HOUSTON — Luby’s Inc., operator of 128 namesake cafeterias, is under fire again from its largest independent shareholder, the 7.1-percent stakeholder Ramius Capital Group LLC, which wants Luby’s to form a more independent board and to seek strategic alternatives for the company, including a possible sale.
After publicly questioning Luby’s corporate oversight in July, Ramius Capital nominated this month four candidates for Luby’s board of directors, including three restaurant veterans from Wendy’s, Baja Fresh and Fuddruckers. A vote is expected to occur at Luby’s next shareholder meeting, which is scheduled for Jan. 15, 2008, in Houston.
Ramius’ slate of candidates includes Stephen Farrar, a former senior vice president at Wendy’s International Inc.; William Fox, a former director at Nephros Inc., a medical device company; Brian Grube, former chief executive and president of Baja Fresh Mexican Grill; and Matthew Pannek, former president and chief executive of Magic Brands LLC and Fuddruckers Inc.
“We firmly believe the company is undervalued,” Ramius partner Jeffrey C. Smith said. “We believe the board can be strengthened to enable a higher probability of the most successful outcome [for the company].”
In July, Ramius charged that there were conflicts of interest for members of Luby’s management team — especially chief executive Chris Pappas and his brother Harris Pappas, Luby’s chief operating officer. The Pappas brothers also serve as executives at Pappas Restaurants, a group of more than 70 restaurants also based in Houston. At that time, Ramius had said it was “concerned that significant potential conflicts of interest and time” exist because of the dual corporate roles.

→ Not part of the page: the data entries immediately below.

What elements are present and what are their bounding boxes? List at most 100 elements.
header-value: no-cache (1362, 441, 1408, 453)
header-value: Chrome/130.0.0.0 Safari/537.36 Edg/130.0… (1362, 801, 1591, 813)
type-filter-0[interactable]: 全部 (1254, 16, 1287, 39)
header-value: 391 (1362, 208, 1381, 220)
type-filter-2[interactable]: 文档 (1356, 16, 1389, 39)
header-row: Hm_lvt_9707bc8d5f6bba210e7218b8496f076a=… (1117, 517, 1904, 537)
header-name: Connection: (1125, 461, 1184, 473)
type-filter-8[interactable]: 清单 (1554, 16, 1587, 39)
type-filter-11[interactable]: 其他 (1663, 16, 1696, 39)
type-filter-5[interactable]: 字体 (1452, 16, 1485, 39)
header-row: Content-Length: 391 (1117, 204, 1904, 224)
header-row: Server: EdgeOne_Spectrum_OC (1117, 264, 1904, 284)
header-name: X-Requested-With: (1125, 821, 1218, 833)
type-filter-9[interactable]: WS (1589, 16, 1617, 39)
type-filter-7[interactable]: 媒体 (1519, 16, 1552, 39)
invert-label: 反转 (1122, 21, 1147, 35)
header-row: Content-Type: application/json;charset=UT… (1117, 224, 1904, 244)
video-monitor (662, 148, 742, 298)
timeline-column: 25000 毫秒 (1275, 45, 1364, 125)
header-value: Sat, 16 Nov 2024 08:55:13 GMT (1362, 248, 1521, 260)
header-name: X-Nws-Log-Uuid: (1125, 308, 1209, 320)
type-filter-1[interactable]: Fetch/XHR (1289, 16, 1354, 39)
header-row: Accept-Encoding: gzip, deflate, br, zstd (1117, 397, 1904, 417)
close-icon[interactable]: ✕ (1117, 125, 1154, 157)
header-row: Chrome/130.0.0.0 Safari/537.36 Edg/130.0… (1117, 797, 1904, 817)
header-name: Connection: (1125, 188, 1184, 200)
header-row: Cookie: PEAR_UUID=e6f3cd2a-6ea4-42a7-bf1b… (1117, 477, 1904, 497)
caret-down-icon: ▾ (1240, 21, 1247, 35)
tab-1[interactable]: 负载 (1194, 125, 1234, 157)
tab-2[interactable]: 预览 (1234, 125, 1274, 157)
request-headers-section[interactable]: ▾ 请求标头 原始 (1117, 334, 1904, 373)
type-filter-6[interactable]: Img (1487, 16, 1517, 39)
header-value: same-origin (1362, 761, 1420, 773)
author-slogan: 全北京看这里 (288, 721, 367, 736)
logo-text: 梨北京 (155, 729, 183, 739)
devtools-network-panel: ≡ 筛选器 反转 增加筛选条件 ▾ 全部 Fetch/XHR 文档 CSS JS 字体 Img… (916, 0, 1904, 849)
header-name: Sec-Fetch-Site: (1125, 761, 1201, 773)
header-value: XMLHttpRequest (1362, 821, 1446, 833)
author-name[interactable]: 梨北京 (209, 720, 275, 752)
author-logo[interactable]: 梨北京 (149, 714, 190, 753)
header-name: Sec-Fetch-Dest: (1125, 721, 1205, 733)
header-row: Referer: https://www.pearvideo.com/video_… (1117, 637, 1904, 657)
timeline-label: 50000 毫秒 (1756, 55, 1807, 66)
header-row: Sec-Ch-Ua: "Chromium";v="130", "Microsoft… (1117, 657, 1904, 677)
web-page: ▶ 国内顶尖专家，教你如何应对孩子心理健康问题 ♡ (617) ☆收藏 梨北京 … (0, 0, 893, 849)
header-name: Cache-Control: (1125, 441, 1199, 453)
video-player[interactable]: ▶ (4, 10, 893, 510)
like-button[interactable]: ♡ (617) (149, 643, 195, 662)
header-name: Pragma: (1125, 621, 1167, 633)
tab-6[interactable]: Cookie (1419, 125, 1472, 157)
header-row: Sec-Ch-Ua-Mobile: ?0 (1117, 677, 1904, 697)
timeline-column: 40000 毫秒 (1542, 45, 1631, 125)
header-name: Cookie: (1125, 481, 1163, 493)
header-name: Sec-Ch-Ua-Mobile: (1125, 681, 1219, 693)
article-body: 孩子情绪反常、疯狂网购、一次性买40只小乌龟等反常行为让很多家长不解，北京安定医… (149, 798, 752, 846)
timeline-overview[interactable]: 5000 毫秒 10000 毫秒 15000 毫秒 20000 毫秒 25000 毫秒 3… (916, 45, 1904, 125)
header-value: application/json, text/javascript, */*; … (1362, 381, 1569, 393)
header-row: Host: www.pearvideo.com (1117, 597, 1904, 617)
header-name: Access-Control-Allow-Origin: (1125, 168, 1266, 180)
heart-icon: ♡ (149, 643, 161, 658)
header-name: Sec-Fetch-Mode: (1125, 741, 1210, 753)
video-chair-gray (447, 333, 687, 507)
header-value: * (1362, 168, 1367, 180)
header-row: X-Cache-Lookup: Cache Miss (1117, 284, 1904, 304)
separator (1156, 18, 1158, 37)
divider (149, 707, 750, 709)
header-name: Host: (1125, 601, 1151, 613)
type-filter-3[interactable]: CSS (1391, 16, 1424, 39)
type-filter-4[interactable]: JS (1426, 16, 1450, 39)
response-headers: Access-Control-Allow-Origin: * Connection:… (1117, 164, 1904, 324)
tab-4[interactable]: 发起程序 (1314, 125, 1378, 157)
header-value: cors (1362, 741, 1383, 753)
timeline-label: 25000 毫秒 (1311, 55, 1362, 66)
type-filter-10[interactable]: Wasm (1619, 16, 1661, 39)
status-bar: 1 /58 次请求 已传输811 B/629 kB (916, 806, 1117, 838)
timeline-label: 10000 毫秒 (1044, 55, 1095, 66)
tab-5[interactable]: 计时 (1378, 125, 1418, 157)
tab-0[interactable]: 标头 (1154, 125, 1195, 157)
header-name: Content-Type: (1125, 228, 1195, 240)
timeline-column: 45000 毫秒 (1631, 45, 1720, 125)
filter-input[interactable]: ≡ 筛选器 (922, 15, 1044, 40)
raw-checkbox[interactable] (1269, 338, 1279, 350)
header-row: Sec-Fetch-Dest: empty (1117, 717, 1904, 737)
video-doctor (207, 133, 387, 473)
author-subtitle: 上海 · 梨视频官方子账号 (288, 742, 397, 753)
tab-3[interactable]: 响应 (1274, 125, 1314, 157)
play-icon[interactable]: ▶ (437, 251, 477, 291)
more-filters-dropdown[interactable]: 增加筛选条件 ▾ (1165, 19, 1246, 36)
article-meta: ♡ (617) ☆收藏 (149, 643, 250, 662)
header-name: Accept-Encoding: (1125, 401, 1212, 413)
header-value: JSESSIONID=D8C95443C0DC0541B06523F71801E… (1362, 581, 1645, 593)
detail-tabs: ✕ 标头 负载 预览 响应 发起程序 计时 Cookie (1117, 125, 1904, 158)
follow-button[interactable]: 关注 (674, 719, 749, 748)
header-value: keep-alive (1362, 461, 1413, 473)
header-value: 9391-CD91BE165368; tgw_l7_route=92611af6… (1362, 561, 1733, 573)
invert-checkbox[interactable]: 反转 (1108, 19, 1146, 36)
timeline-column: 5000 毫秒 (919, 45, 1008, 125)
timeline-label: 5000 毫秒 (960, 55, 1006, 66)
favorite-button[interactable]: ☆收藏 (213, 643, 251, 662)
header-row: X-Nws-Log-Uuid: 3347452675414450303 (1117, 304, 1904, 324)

Ramius also has lobbied for Luby’s to explore sale-leaseback options, which the investment fund valued as high as $265 million, to fund share repurchases and a “substantial” one-time shareholder dividend. In addition, Ramius has recommended a possible sale of Luby’s.
Earlier this month Luby’s reported that its latest annual net income fell 44.5 percent from a year earlier to $10.9 million, or 40 cents per share. Sales for the year ended Aug. 29 slipped 1.3 percent to $320.4 million. Same-store sales fell 1.5 percent. In July, Luby’s secured a credit facility of $100 million to finance growth.